Kommt hier die Naturtonleiter auch zur Anwendung, ist sie in Georg Friedrich Haas‘ „Open Spaces für zwölf Streichinstrumente und zwei Schlagzeuge“ Kompositionsgrundlage, worauf die Stimmung der Instrumente ausgerichtet ist. Das Schlagwerk verstärkt die Klangräume der Streicher und konturiert sie. An- und Abschwellen und das Spiel mit Panoramawirkung tragen über weite Strecken die Klang-Landschaft aus diversen Artikulationsideen, bis gestrichenes Schlagwerk den Schlussakkord einleitet.

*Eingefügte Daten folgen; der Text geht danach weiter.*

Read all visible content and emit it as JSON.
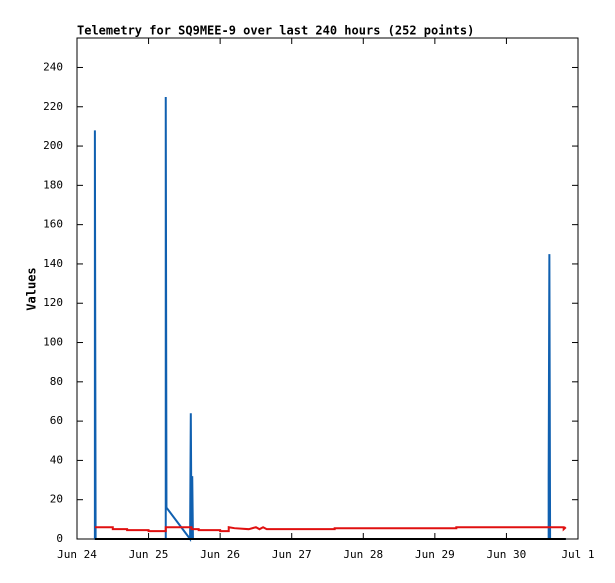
{
  "chart_data": {
    "type": "line",
    "title": "Telemetry for SQ9MEE-9 over last 240 hours (252 points)",
    "y_label": "Values",
    "xlim": [
      0,
      7
    ],
    "xticks": [
      {
        "value": 0,
        "label": "Jun 24"
      },
      {
        "value": 1,
        "label": "Jun 25"
      },
      {
        "value": 2,
        "label": "Jun 26"
      },
      {
        "value": 3,
        "label": "Jun 27"
      },
      {
        "value": 4,
        "label": "Jun 28"
      },
      {
        "value": 5,
        "label": "Jun 29"
      },
      {
        "value": 6,
        "label": "Jun 30"
      },
      {
        "value": 7,
        "label": "Jul 1"
      }
    ],
    "ylim": [
      0,
      255
    ],
    "yticks": [
      0,
      20,
      40,
      60,
      80,
      100,
      120,
      140,
      160,
      180,
      200,
      220,
      240
    ],
    "series": [
      {
        "color": "#1060b0",
        "x": [
          0.25,
          0.25,
          0.26,
          1.24,
          1.24,
          1.25,
          1.58,
          1.59,
          1.6,
          1.61,
          1.62,
          6.59,
          6.59,
          6.6,
          6.61,
          6.83
        ],
        "values": [
          0,
          208,
          0,
          0,
          225,
          16,
          0,
          64,
          0,
          32,
          0,
          0,
          32,
          145,
          0,
          0
        ]
      },
      {
        "color": "#e01010",
        "x": [
          0.25,
          0.5,
          0.5,
          0.7,
          0.7,
          1.0,
          1.0,
          1.24,
          1.24,
          1.6,
          1.6,
          1.7,
          1.7,
          2.0,
          2.0,
          2.12,
          2.12,
          2.2,
          2.4,
          2.5,
          2.55,
          2.6,
          2.65,
          3.6,
          3.6,
          5.3,
          5.3,
          6.8,
          6.8,
          6.83
        ],
        "values": [
          6,
          6,
          5,
          5,
          4.5,
          4.5,
          4,
          4,
          6,
          6,
          5,
          5,
          4.5,
          4.5,
          4,
          4,
          6,
          5.5,
          5,
          6,
          5,
          6,
          5,
          5,
          5.5,
          5.5,
          6,
          6,
          5,
          6
        ]
      },
      {
        "color": "#000000",
        "x": [
          0.25,
          6.83
        ],
        "values": [
          0,
          0
        ]
      }
    ]
  }
}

Das oenm unter dem umsichtigen Dirigat Peter Rundels erweist sich als kongenialer Klang-Partner zu den Schlagwerkern, die gemeinsam ein beglückend rundes, abwechslungsreiches und dennoch beziehungsvolles Programm anboten. Zu ergänzen wäre noch „Six Japanese Gardens für Schlagzeug und elektronische Instrumente“ von Kaija Saariaho, das Martin Grubinger ein Höchstmaß an Konzentration abverlangt, um das oft sehr feinnervige Verhältnis von Spieler und elektronischem Partner zu verschränken. Wie diese Musik ein gemeinsames Schwingen ermöglicht, zeigt ein Huster, der sich nahtlos in das fade out des Schlusses einfügt.